Funding on hold for re-training programs
A provincial government move to put a hold on further spending in the Skills Development Employment Benefits program last week has rippled down to prevent training opportunities in the near future to unemployed workers in the Boundary region. Late Friday afternoon of last week, the provincial government advised the Skills Development Employment Benefits programs being offered around the province to rein in spending on all retraining programs and to cap all tuition funding effective immediately. While the maximum amount of funding has been capped at $4000, some parts of the province have completely run out of money. The East and West Kootenays may have no funding available to help re-train workers in the near future.
The SDEB program is managed by one contractor for the West Kootenay / Boundary areas based out of Nelson. Unemployed individuals interested in retraining opportunities work with their local employment program staff, managed by Community Futures Boundary in the Boundary region, to develop their training plans and budgets. These proposals are then processed by the SDEB program managers.
Wendy McCulloch, general manager of Community Futures Boundary, said that their programs have been advised that there will be no new intakes into the SDEB program for the rest of the fiscal year. Other clients waiting for the final approval of their training programs have also been told that their training will not proceed.
“We’re very concerned about the impact on our clients. We’re hoping that the ministry down the road is going to be able to reevaluate or re-profile some funds so we are able to continue to serve the training needs in this area. We had some clients anticipating being able to start some training and regrettably we’re not able to move forward with those at this time.”
At this point, McCulloch says that the other employment programs have not been impacted. McCulloch’s sense is that the programs were over-subscribed with the high levels of unemployment in the province, and is hopeful that in the new fiscal year the funding will be available again.
The B.C. Liberals’ abrupt decision to cut skills training is a bad economic move that will leave unemployed British Columbians without the means to retrain to meet labour market demands, said NDP MLA Katrine Conroy and NDP MP Alex Atamanenko.
“This program provides the support that unemployed residents of the Kootenays need so that they can retrain and get back to work” said Katrine Conroy, MLA for Kootenay West, “However, service providers were told late last week that the program is out of money, with no word of further funding. The laid-off forestry workers in our area need this re-training and support to make ends meet during these difficult economic times,” said Conroy. New Democrat MLAs across the province have been raising their concerns with Rich Coleman, the Minister responsible.
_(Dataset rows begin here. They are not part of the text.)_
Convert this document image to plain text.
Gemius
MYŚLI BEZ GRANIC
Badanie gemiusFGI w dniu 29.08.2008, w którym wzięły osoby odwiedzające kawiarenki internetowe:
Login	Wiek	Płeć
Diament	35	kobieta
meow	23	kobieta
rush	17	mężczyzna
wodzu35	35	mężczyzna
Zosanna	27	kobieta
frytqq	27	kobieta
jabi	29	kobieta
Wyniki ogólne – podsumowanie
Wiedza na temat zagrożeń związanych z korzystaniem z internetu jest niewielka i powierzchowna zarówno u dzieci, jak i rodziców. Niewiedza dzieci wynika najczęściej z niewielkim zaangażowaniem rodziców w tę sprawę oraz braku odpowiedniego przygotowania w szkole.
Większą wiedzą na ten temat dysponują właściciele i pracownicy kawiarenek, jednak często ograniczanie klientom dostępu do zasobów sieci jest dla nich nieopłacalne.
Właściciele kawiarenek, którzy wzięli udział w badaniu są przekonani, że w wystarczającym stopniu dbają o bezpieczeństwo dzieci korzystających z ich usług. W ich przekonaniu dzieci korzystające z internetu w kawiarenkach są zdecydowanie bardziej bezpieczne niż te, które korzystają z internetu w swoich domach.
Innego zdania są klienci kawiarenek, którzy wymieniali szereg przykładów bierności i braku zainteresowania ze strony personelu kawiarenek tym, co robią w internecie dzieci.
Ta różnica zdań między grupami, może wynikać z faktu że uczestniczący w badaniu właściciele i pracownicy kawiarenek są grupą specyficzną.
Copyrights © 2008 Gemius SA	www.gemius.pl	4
MP Alex Atamanenko has written a letter to the federal Minister of Human Resources and Skills Development Canada, Diane Finley, to ask that she step in to assess the situation. Atamanenko writes that “Many training institutions and schools will be forced to lay off training staff, adding to the ranks of the unemployed.” He also adds that “In my Riding, one trainer of aspiring truck operators – who come from throughout the province to train – will lose seventy-five percent of his students, and his income to employ trainers. What happens to trainees who cannot meet the full costs?”
Conroy and Atamanenko are asking that both the BC and Federal Government step in and make sure that those who are unemployed are given the support that they need to get through this very tough economic period in the Kootenays.